Atherosclerosis is like a traffic jam in your bloodstream. Fat, known as plaque, builds up in your arteries, making it difficult for your blood to circulate properly. As it worsens, your risk for heart attack, stroke and other potentially fatal conditions increases. No particular foods are known to unclog arteries. An overall heart-healthy diet can, however, slow the progression of arterial blockage, according to the Mayo Clinic, lowering your risk for complications. For best results, seek specified guidance from your doctor or dietitian.
Guidelines
For improved heart health, the American Heart Association recommends limiting saturated fat and trans-fats to no more than 7 percent of your total daily calories, cholesterol to less than 300 mg per day and sodium to less than 1,500 mg per day. Your diet should also contain few added sugars, such as cane sugar and corn syrup, and refined grains, such as white flour. Consume plentiful amounts of fiber and antioxidants, such as vitamin C, which support your body's ability to resist and heal from infections and disease. To lose excess body weight, which increases your risk for arterial problems, learn and utilize proper portion sizes and eat more nutritious, lower-calorie foods, such as fruits and vegetables, and fewer dense foods, such as candy and fried foods.
Helpful Foods
Fruits and vegetables particularly rich in antioxidants and fiber include citrus fruits, berries, mango, tomatoes, broccoli, leafy greens, legumes and winter squash. Whole grains, such as barley, oats, whole wheat, brown rice and popcorn, are also fiber-rich. Omega-3 fatty acids may lower risk factors for heart disease, according to the University of Maryland Medical Center, including high blood pressure, triglycerides and cholesterol, and help prevent and treat atherosclerosis. Top sources of omega-3 fats include salmon, herring, mackerel, halibut, sardines, ground flaxseed, walnuts and canola oil. Additional healthy fat sources include other nuts and seeds, avocados and olive oil. For protein, choose fish, low-fat dairy products, skinless white-meat poultry, legumes or egg whites, all of which provide less cholesterol and saturated fat than red meat.
Foods to Limit
Foods particularly high in saturated fat and cholesterol include red, fried and processed meats, dark-meat poultry, butter, whole milk and high-fat cheeses. To reduce your trans-fat intake, the AHA recommends limiting processed foods that list hydrogenated vegetable oil as ingredients.

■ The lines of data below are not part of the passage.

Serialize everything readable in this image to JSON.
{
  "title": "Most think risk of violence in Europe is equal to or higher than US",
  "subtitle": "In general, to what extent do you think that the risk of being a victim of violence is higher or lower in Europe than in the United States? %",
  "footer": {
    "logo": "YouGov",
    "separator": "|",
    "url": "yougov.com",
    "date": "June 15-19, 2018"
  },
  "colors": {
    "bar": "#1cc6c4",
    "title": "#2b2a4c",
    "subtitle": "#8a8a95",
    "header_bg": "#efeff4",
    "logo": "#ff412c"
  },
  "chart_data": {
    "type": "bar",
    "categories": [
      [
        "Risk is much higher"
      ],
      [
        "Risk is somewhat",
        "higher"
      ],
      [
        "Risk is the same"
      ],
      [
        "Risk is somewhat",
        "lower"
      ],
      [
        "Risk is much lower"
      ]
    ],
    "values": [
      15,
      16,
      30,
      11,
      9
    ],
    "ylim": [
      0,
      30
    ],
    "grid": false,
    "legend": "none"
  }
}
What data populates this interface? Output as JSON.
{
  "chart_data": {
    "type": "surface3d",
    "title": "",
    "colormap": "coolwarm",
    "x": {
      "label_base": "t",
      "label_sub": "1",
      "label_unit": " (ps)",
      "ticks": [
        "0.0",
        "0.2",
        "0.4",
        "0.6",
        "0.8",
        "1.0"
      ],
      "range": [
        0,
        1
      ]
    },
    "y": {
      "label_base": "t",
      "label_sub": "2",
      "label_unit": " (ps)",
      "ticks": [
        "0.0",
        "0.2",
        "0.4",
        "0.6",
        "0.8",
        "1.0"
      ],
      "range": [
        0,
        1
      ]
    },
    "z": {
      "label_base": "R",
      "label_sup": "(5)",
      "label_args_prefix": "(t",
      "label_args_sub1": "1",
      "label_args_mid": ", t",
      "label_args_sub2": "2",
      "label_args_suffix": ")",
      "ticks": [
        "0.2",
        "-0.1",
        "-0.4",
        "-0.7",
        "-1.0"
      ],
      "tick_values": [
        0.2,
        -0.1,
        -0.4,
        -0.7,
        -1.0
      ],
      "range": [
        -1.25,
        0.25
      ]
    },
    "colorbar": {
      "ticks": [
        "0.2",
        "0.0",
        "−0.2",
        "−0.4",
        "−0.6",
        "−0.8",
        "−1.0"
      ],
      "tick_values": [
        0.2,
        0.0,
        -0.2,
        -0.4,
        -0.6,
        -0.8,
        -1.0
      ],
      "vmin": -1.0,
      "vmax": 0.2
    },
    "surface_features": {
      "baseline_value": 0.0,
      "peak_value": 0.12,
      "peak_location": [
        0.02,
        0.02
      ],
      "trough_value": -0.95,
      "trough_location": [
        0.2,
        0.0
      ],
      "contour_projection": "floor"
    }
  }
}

Many processed foods, including potato chips, crackers, canned soups and vegetables, deli meats and cheese dip, are high in sodium. Common sources of added sugars include regular soft drinks, candy, milk chocolate, jellies, pancake syrup and commercially baked cakes, cookies, pies and pastries. To leave room in your diet for fiber-rich foods, avoid breads, pasta, rice, cereal and snack foods that list enriched flour or grains as main ingredients.
Dining Tips
Whether you dine in your home or restaurants, do your best to make heart-healthy choices. When dining out, the AHA recommends avoiding fat, sodium and calorie-rich appetizers, such as bread and butter and cocktails, and asking that butter, salad dressings and sauces be served on the side so that you can control your portions. Choose or prepare fish, meats and other dishes using heart-healthy cooking techniques, such as baking, broiling and steaming. Incorporate fresh vegetables into your meals and choose fresh fruit more often than rich pie or cake for dessert. Season dishes with low-sodium salt blends or natural herbal seasoning to avoid excessive sodium. Learn ways to prepare tasty, satisfying healthy dishes. If you don't enjoy your food, you may be less likely to continue on a healthy path.